Principles of Management of ADHD

Principles of Management of ADHD include psychotherapy and pharmacological threatment.

Behavioural Therapy

Behavioural Therapy is the only psychotherapy intervention viable for management of ADHD patients. They serve to alter the social and physical environment to modify ADHD patient’s behaviour. Models of behavioural therapy include:

A. Parent Behaviour Training

Parents are trained to implement specific techniques based on behavioural principles when interacting with child. Parent training sessions are given weekly and usually include homework sessions to give parents the opportunity to learn reward systems and strategies for providing consequences to shape behaviour.

Topics for learning include:

1. Overview of ADHD, social learning theory and behaviour management principles.

2. Establish daily report cards and checklist for rewarding bahaviour

3. Attend to appropriate behaviour and ignoring minor, inappropriate behaviour

4. Effective reprimands and commands

5. Establish and enforcing rules

6. Time-out procedures

7. Incorporating reward and response cost with home point system

8. Enforcing contingencies and planning ahead for misbehaviour outside home setting

9. Problem-solving techniques

10. Generalisation and maintenance of program post-therapy

B. Psychosocial Therapy

Psychosocial Therapy allows trained therapist to speak with child and family members about handling behviours and emotions to improve social skills.

C. School-based Programs

Special education services are offered in school settings to create and individualized education program (IEP) to increase school success

Pharmacological Modality in Treatment of ADHD

Stimulants and non-stimulants can be given and has shown success in reducing the symptoms of ADHD.

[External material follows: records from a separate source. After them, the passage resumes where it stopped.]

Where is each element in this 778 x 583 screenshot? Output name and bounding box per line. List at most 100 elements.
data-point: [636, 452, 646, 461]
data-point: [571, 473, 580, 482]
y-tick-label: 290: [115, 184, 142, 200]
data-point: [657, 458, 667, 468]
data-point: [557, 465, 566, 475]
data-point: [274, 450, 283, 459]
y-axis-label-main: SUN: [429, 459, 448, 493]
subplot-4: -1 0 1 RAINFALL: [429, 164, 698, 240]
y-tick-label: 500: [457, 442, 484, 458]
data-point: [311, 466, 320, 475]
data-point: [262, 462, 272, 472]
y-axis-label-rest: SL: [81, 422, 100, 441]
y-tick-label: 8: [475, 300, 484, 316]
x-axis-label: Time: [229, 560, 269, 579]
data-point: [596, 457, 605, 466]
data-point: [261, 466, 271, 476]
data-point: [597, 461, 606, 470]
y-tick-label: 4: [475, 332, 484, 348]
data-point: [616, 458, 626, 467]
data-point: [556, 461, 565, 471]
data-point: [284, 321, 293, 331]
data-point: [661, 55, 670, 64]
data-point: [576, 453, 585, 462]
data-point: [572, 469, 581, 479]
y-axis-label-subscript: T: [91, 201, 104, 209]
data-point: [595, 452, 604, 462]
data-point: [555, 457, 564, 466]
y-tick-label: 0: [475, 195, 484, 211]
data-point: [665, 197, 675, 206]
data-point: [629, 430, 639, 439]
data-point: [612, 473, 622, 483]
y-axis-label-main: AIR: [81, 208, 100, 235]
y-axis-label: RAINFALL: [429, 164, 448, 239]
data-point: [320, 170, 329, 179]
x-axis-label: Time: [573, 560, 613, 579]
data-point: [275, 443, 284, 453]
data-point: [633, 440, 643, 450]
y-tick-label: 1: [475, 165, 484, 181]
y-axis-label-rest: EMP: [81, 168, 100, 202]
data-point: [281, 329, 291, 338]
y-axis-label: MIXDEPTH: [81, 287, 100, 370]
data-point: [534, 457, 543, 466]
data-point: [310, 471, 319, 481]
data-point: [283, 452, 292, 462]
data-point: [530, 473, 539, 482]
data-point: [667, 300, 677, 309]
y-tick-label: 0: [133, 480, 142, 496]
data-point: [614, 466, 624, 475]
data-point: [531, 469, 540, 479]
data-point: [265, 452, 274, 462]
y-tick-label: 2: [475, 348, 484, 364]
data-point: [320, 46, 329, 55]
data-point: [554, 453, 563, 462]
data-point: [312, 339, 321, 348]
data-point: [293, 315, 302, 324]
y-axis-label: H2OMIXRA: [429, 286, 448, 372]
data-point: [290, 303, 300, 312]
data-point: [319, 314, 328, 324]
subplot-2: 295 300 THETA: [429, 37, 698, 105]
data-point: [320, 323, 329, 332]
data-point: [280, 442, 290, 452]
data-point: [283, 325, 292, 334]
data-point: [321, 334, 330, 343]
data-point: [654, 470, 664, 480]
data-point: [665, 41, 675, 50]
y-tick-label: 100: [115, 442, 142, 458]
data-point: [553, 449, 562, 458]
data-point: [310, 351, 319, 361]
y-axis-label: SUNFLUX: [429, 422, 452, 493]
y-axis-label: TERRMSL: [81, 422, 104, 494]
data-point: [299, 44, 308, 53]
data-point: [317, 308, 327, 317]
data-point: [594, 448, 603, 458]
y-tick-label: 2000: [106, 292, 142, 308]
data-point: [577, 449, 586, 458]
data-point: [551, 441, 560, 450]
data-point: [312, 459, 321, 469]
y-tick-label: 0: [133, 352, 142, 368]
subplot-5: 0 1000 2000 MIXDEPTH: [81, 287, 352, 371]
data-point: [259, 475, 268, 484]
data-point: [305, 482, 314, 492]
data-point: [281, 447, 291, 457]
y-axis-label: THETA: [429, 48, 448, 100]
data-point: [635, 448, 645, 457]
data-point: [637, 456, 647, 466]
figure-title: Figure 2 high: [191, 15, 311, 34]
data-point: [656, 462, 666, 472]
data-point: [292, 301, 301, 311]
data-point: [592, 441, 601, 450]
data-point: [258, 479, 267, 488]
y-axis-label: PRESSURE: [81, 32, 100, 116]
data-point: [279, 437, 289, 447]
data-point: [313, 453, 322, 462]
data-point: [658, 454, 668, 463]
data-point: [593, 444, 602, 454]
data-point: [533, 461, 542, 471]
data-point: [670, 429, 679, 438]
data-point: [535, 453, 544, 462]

Alternative treatments such as nutrition and exercises could improve ADHD conditions, however there has been lacking of evidence to suggest a direct benefit (Larzelere et al 2010)

Stimulants

Methylphenidate Formulations – Concert, Quillivant XR

Methylphenidate HCl blocks reuptake of norepinephrine and dopamine in presynaptic neuron to increase their availability into extraneuronal space. It is available in IR, SR, LA, XR, OROS and MTS form.

The common side effects include insomnia, decreased appetite, weight loss, depression, anxiety, increased blood pressure and pulse rate, skin irritation

Extended release liquid formulation has been approved by FDA. Liquid XR could avoid the medication compliance challenges of solid form. The onset of treatment is 45 minutes and duration of action is 12 hours. It is also safe and well tolerable and adverse effects were consistent with known effects of methylphenidate.

Amphetamine Formulations – Dextroamphetamine sulphate, Vyvanse (prodrug)

LDX (Vyvanse) is a prodrug stimulant approved for management of ADHD symptoms. LDX is hydrolysed by endogenous enzymes into L-lysine and D-amphetamine. Swanson et al noted LDX was effective in reducing ADHD symptoms compared to placebo.

Efficacy was demonstrated between 2-12 hours post-dose. It is also well tolerable and safe for usage.

Common side effects include insomnia, decreased appetite, weight loss, depression, anxiety, increased blood pressure and pulse rate. It is also known to inhibit MAO and CYP2D6. Drug elimination is influenced by urinary pH and flow rates.

Non-Stimulants

Selective Norepinephrine Reuptake Inhibitor – Atomoxetine (Strattera)

Atomoxetine could increase concentration of NE and dopamine by acting on presynaptic norepinephrine  transporter in prefrontal cortex

Common side effects include GI upset, nausea, sedation, insomnia, agitation. CYP2D6 inhibitors may increase atomoxetine SS concentrations.

Α2-Adrenergic Agonist - Clonidine (Kapvay), Guanfancine

Clonidine and Guanfacine are also non-stimulant treatments of ADHD. The extended release forms are approved by FDA for ADHD.

Side effects are low blood pressure (hypotension), low heart rate (bradycardia), constipation, dry mouth, increased appetitie, hypersomnolence, sedation. Guanfancine is less sedating than clonidine as it is thought that the side effect of guanfancine diminishes over time (Faraone et al 2010). Care should be taken for guanfacine not to be taken with fatty meals as it may cause increase in exposure.

If withdrawal is indicated, gradual dose reductions are recommended to reduce withdrawal symptoms such as rebound hypertension and lightheadedness.

Monitoring Side Effects of Treatment

1. Inquiry by open-ended questions, spontaneous patient reporting. Structured interview is also possible but there are weakness in terms of biasness.

2. Commonly observed side effects include appetite suppression, headache, insomnia, irritability, abdominal pain

3. ECG prior to treatment initiation + regular blood pressure and auscultation examintion as there are risk of sudden cardiac death secondary to cardiac abnormalities and cardiovascular effects of drugs. Thorough family history of cardiac events should also be taken.

4. Consider drug holidays or dose alteration if there are significant side effects.